You see, during "sync" data replication, EVERY write operation to the local storage subsystem needs to be transmitted over the Fibre Channel to the storage subsystem at the remote site BEFORE you get an "I/O Complete" message sent back to the host application. Therefore, the host application must wait while the data is written to the remote site and an acknowlegement comes back that it has been accepted.

Because Fibre Channel actually uses the SCSI protocol to "talk" to the underlying disk drives, it takes a couple of round trips over the wire for the data to be accepted. The protocol goes something like this for a write:

1. Ask for a Rec_ready from the remote site to receive data.
2. Wait for the response.
3. Send the data.
4. Wait for acknowledgment from the remote site.

That's four round trips across the optical link for EVERY write!

Now let's look at the physics of Fibre Channel optical transmissions:

Light travels at about 300,000KM per second in a vacuum over Fibre cables. Due to impurities in the glass, that gets reduced down to about 200,000KM per second. That gives us a "latency" of about 1 millisecond for every 200KM.

My experience has shown, given all of the above (round trips, protocol overhead, noise, retransmits) that you end up with around a millisecond latency for every 25 miles. So every 25 miles of data transmission using SCSI over Fibre Channel decreases your disk performance by around 1 millisecond.

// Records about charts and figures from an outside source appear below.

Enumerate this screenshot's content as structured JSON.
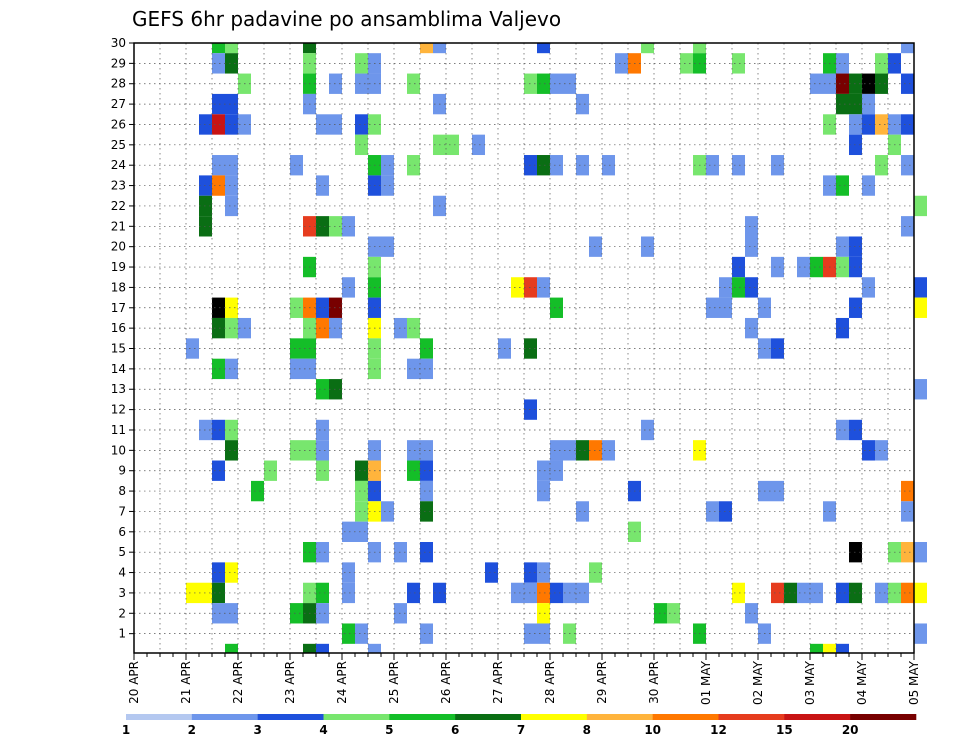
{
  "chart_data": {
    "type": "heatmap",
    "title": "GEFS 6hr padavine po ansamblima Valjevo",
    "xlabel": "",
    "ylabel": "",
    "x_ticks": [
      "20 APR",
      "21 APR",
      "22 APR",
      "23 APR",
      "24 APR",
      "25 APR",
      "26 APR",
      "27 APR",
      "28 APR",
      "29 APR",
      "30 APR",
      "01 MAY",
      "02 MAY",
      "03 MAY",
      "04 MAY",
      "05 MAY"
    ],
    "x_steps_per_day": 4,
    "x_steps_total": 60,
    "y_range": [
      1,
      30
    ],
    "y_ticks": [
      1,
      2,
      3,
      4,
      5,
      6,
      7,
      8,
      9,
      10,
      11,
      12,
      13,
      14,
      15,
      16,
      17,
      18,
      19,
      20,
      21,
      22,
      23,
      24,
      25,
      26,
      27,
      28,
      29,
      30
    ],
    "grid": true,
    "colorbar": {
      "levels": [
        "1",
        "2",
        "3",
        "4",
        "5",
        "6",
        "7",
        "8",
        "10",
        "12",
        "15",
        "20"
      ],
      "colors": [
        "#b4c8f0",
        "#6e96eb",
        "#1e50dc",
        "#78e66e",
        "#14be28",
        "#0a6e14",
        "#ffff00",
        "#ffb43c",
        "#ff7800",
        "#e63c1e",
        "#c81414",
        "#780000"
      ]
    },
    "cells": [
      [
        6,
        30,
        4
      ],
      [
        7,
        30,
        3
      ],
      [
        13,
        30,
        5
      ],
      [
        22,
        30,
        7
      ],
      [
        23,
        30,
        1
      ],
      [
        31,
        30,
        2
      ],
      [
        39,
        30,
        3
      ],
      [
        43,
        30,
        3
      ],
      [
        59,
        30,
        1
      ],
      [
        6,
        29,
        1
      ],
      [
        7,
        29,
        5
      ],
      [
        13,
        29,
        3
      ],
      [
        17,
        29,
        3
      ],
      [
        18,
        29,
        1
      ],
      [
        37,
        29,
        1
      ],
      [
        38,
        29,
        8
      ],
      [
        42,
        29,
        3
      ],
      [
        43,
        29,
        4
      ],
      [
        46,
        29,
        3
      ],
      [
        53,
        29,
        4
      ],
      [
        54,
        29,
        1
      ],
      [
        57,
        29,
        3
      ],
      [
        58,
        29,
        2
      ],
      [
        8,
        28,
        3
      ],
      [
        13,
        28,
        4
      ],
      [
        15,
        28,
        1
      ],
      [
        17,
        28,
        1
      ],
      [
        18,
        28,
        1
      ],
      [
        21,
        28,
        3
      ],
      [
        30,
        28,
        3
      ],
      [
        31,
        28,
        4
      ],
      [
        32,
        28,
        1
      ],
      [
        33,
        28,
        1
      ],
      [
        52,
        28,
        1
      ],
      [
        53,
        28,
        1
      ],
      [
        54,
        28,
        11
      ],
      [
        55,
        28,
        5
      ],
      [
        56,
        28,
        12
      ],
      [
        57,
        28,
        5
      ],
      [
        59,
        28,
        2
      ],
      [
        6,
        27,
        2
      ],
      [
        7,
        27,
        2
      ],
      [
        13,
        27,
        1
      ],
      [
        23,
        27,
        1
      ],
      [
        34,
        27,
        1
      ],
      [
        54,
        27,
        5
      ],
      [
        55,
        27,
        5
      ],
      [
        56,
        27,
        1
      ],
      [
        5,
        26,
        2
      ],
      [
        6,
        26,
        10
      ],
      [
        7,
        26,
        2
      ],
      [
        8,
        26,
        1
      ],
      [
        14,
        26,
        1
      ],
      [
        15,
        26,
        1
      ],
      [
        17,
        26,
        2
      ],
      [
        18,
        26,
        3
      ],
      [
        53,
        26,
        3
      ],
      [
        55,
        26,
        1
      ],
      [
        56,
        26,
        2
      ],
      [
        57,
        26,
        7
      ],
      [
        58,
        26,
        1
      ],
      [
        59,
        26,
        2
      ],
      [
        17,
        25,
        3
      ],
      [
        23,
        25,
        3
      ],
      [
        24,
        25,
        3
      ],
      [
        26,
        25,
        1
      ],
      [
        55,
        25,
        2
      ],
      [
        58,
        25,
        3
      ],
      [
        6,
        24,
        1
      ],
      [
        7,
        24,
        1
      ],
      [
        12,
        24,
        1
      ],
      [
        18,
        24,
        4
      ],
      [
        19,
        24,
        1
      ],
      [
        21,
        24,
        3
      ],
      [
        30,
        24,
        2
      ],
      [
        31,
        24,
        5
      ],
      [
        32,
        24,
        1
      ],
      [
        34,
        24,
        1
      ],
      [
        36,
        24,
        1
      ],
      [
        43,
        24,
        3
      ],
      [
        44,
        24,
        1
      ],
      [
        46,
        24,
        1
      ],
      [
        49,
        24,
        1
      ],
      [
        57,
        24,
        3
      ],
      [
        59,
        24,
        1
      ],
      [
        5,
        23,
        2
      ],
      [
        6,
        23,
        8
      ],
      [
        7,
        23,
        1
      ],
      [
        14,
        23,
        1
      ],
      [
        18,
        23,
        2
      ],
      [
        19,
        23,
        1
      ],
      [
        53,
        23,
        1
      ],
      [
        54,
        23,
        4
      ],
      [
        56,
        23,
        1
      ],
      [
        5,
        22,
        5
      ],
      [
        7,
        22,
        1
      ],
      [
        23,
        22,
        1
      ],
      [
        60,
        22,
        3
      ],
      [
        5,
        21,
        5
      ],
      [
        13,
        21,
        9
      ],
      [
        14,
        21,
        5
      ],
      [
        15,
        21,
        3
      ],
      [
        16,
        21,
        1
      ],
      [
        47,
        21,
        1
      ],
      [
        59,
        21,
        1
      ],
      [
        18,
        20,
        1
      ],
      [
        19,
        20,
        1
      ],
      [
        35,
        20,
        1
      ],
      [
        39,
        20,
        1
      ],
      [
        47,
        20,
        1
      ],
      [
        54,
        20,
        1
      ],
      [
        55,
        20,
        2
      ],
      [
        13,
        19,
        4
      ],
      [
        18,
        19,
        3
      ],
      [
        46,
        19,
        2
      ],
      [
        49,
        19,
        1
      ],
      [
        51,
        19,
        1
      ],
      [
        52,
        19,
        4
      ],
      [
        53,
        19,
        9
      ],
      [
        54,
        19,
        3
      ],
      [
        55,
        19,
        2
      ],
      [
        16,
        18,
        1
      ],
      [
        18,
        18,
        4
      ],
      [
        29,
        18,
        6
      ],
      [
        30,
        18,
        9
      ],
      [
        31,
        18,
        1
      ],
      [
        45,
        18,
        1
      ],
      [
        46,
        18,
        4
      ],
      [
        47,
        18,
        2
      ],
      [
        56,
        18,
        1
      ],
      [
        60,
        18,
        2
      ],
      [
        6,
        17,
        12
      ],
      [
        7,
        17,
        6
      ],
      [
        12,
        17,
        3
      ],
      [
        13,
        17,
        8
      ],
      [
        14,
        17,
        2
      ],
      [
        15,
        17,
        11
      ],
      [
        18,
        17,
        2
      ],
      [
        32,
        17,
        4
      ],
      [
        44,
        17,
        1
      ],
      [
        45,
        17,
        1
      ],
      [
        48,
        17,
        1
      ],
      [
        55,
        17,
        2
      ],
      [
        60,
        17,
        6
      ],
      [
        6,
        16,
        5
      ],
      [
        7,
        16,
        3
      ],
      [
        8,
        16,
        1
      ],
      [
        13,
        16,
        3
      ],
      [
        14,
        16,
        8
      ],
      [
        15,
        16,
        1
      ],
      [
        18,
        16,
        6
      ],
      [
        20,
        16,
        1
      ],
      [
        21,
        16,
        3
      ],
      [
        47,
        16,
        1
      ],
      [
        54,
        16,
        2
      ],
      [
        4,
        15,
        1
      ],
      [
        12,
        15,
        4
      ],
      [
        13,
        15,
        4
      ],
      [
        18,
        15,
        3
      ],
      [
        22,
        15,
        4
      ],
      [
        28,
        15,
        1
      ],
      [
        30,
        15,
        5
      ],
      [
        48,
        15,
        1
      ],
      [
        49,
        15,
        2
      ],
      [
        6,
        14,
        4
      ],
      [
        7,
        14,
        1
      ],
      [
        12,
        14,
        1
      ],
      [
        13,
        14,
        1
      ],
      [
        18,
        14,
        3
      ],
      [
        21,
        14,
        1
      ],
      [
        22,
        14,
        1
      ],
      [
        14,
        13,
        4
      ],
      [
        15,
        13,
        5
      ],
      [
        60,
        13,
        1
      ],
      [
        30,
        12,
        2
      ],
      [
        5,
        11,
        1
      ],
      [
        6,
        11,
        2
      ],
      [
        7,
        11,
        3
      ],
      [
        14,
        11,
        1
      ],
      [
        39,
        11,
        1
      ],
      [
        54,
        11,
        1
      ],
      [
        55,
        11,
        2
      ],
      [
        7,
        10,
        5
      ],
      [
        12,
        10,
        3
      ],
      [
        13,
        10,
        3
      ],
      [
        14,
        10,
        1
      ],
      [
        18,
        10,
        1
      ],
      [
        21,
        10,
        1
      ],
      [
        22,
        10,
        1
      ],
      [
        32,
        10,
        1
      ],
      [
        33,
        10,
        1
      ],
      [
        34,
        10,
        5
      ],
      [
        35,
        10,
        8
      ],
      [
        36,
        10,
        1
      ],
      [
        43,
        10,
        6
      ],
      [
        56,
        10,
        2
      ],
      [
        57,
        10,
        1
      ],
      [
        6,
        9,
        2
      ],
      [
        10,
        9,
        3
      ],
      [
        14,
        9,
        3
      ],
      [
        17,
        9,
        5
      ],
      [
        18,
        9,
        7
      ],
      [
        21,
        9,
        4
      ],
      [
        22,
        9,
        2
      ],
      [
        31,
        9,
        1
      ],
      [
        32,
        9,
        1
      ],
      [
        9,
        8,
        4
      ],
      [
        17,
        8,
        3
      ],
      [
        18,
        8,
        2
      ],
      [
        22,
        8,
        1
      ],
      [
        31,
        8,
        1
      ],
      [
        38,
        8,
        2
      ],
      [
        48,
        8,
        1
      ],
      [
        49,
        8,
        1
      ],
      [
        59,
        8,
        8
      ],
      [
        17,
        7,
        3
      ],
      [
        18,
        7,
        6
      ],
      [
        19,
        7,
        1
      ],
      [
        22,
        7,
        5
      ],
      [
        34,
        7,
        1
      ],
      [
        44,
        7,
        1
      ],
      [
        45,
        7,
        2
      ],
      [
        53,
        7,
        1
      ],
      [
        59,
        7,
        1
      ],
      [
        16,
        6,
        1
      ],
      [
        17,
        6,
        1
      ],
      [
        38,
        6,
        3
      ],
      [
        13,
        5,
        4
      ],
      [
        14,
        5,
        1
      ],
      [
        18,
        5,
        1
      ],
      [
        20,
        5,
        1
      ],
      [
        22,
        5,
        2
      ],
      [
        55,
        5,
        12
      ],
      [
        58,
        5,
        3
      ],
      [
        59,
        5,
        7
      ],
      [
        60,
        5,
        1
      ],
      [
        6,
        4,
        2
      ],
      [
        7,
        4,
        6
      ],
      [
        16,
        4,
        1
      ],
      [
        27,
        4,
        2
      ],
      [
        30,
        4,
        2
      ],
      [
        31,
        4,
        1
      ],
      [
        35,
        4,
        3
      ],
      [
        4,
        3,
        6
      ],
      [
        5,
        3,
        6
      ],
      [
        6,
        3,
        5
      ],
      [
        13,
        3,
        3
      ],
      [
        14,
        3,
        4
      ],
      [
        16,
        3,
        1
      ],
      [
        21,
        3,
        2
      ],
      [
        23,
        3,
        2
      ],
      [
        29,
        3,
        1
      ],
      [
        30,
        3,
        1
      ],
      [
        31,
        3,
        8
      ],
      [
        32,
        3,
        2
      ],
      [
        33,
        3,
        1
      ],
      [
        34,
        3,
        1
      ],
      [
        46,
        3,
        6
      ],
      [
        49,
        3,
        9
      ],
      [
        50,
        3,
        5
      ],
      [
        51,
        3,
        1
      ],
      [
        52,
        3,
        1
      ],
      [
        54,
        3,
        2
      ],
      [
        55,
        3,
        5
      ],
      [
        57,
        3,
        1
      ],
      [
        58,
        3,
        3
      ],
      [
        59,
        3,
        8
      ],
      [
        60,
        3,
        6
      ],
      [
        6,
        2,
        1
      ],
      [
        7,
        2,
        1
      ],
      [
        12,
        2,
        4
      ],
      [
        13,
        2,
        5
      ],
      [
        14,
        2,
        1
      ],
      [
        20,
        2,
        1
      ],
      [
        31,
        2,
        6
      ],
      [
        40,
        2,
        4
      ],
      [
        41,
        2,
        3
      ],
      [
        47,
        2,
        1
      ],
      [
        16,
        1,
        4
      ],
      [
        17,
        1,
        1
      ],
      [
        22,
        1,
        1
      ],
      [
        30,
        1,
        1
      ],
      [
        31,
        1,
        1
      ],
      [
        33,
        1,
        3
      ],
      [
        43,
        1,
        4
      ],
      [
        48,
        1,
        1
      ],
      [
        60,
        1,
        1
      ],
      [
        7,
        0,
        4
      ],
      [
        13,
        0,
        5
      ],
      [
        14,
        0,
        2
      ],
      [
        18,
        0,
        1
      ],
      [
        52,
        0,
        4
      ],
      [
        53,
        0,
        6
      ],
      [
        54,
        0,
        2
      ]
    ]
  }
}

If you look at a "best case" scenario of only 20 microseconds latency per kilometer, you get about 32.2 microseconds per mile. That's still a lot of latency for high performance applications.

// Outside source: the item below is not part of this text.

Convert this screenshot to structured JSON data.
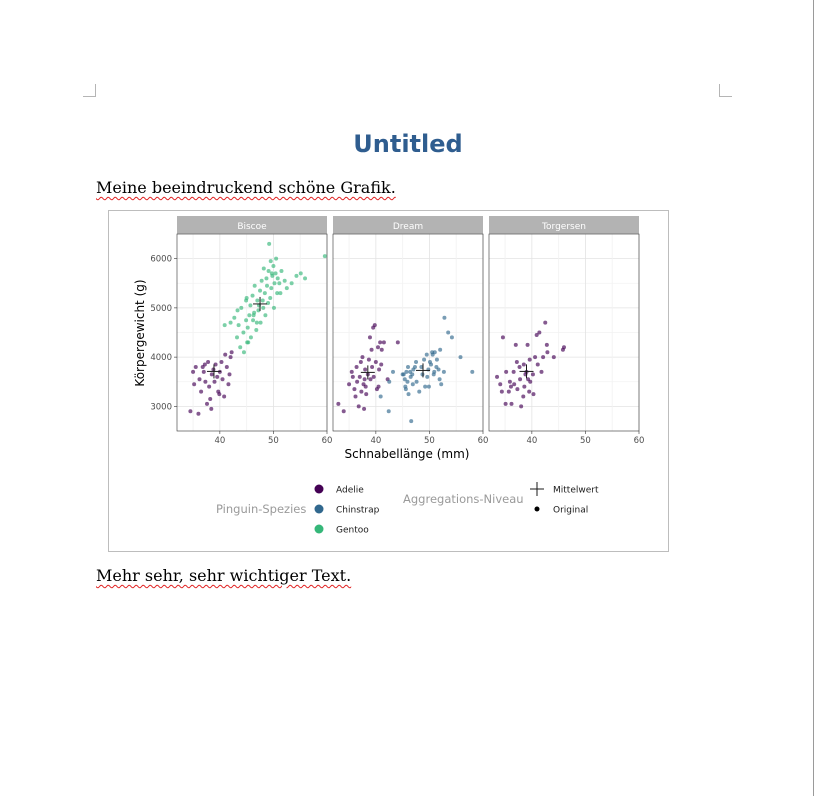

For example, if your remote site is located 100 miles away, each write would add 4 milliseconds to every transfer. A normal write to local cache under normal circumstances is in the microsecond range.

So you are right, SYNC replication is a drag on performance for any application as distance grows. Since ASYNC data replication provides an immediate "I/O complete" to the application, distance is not a factor.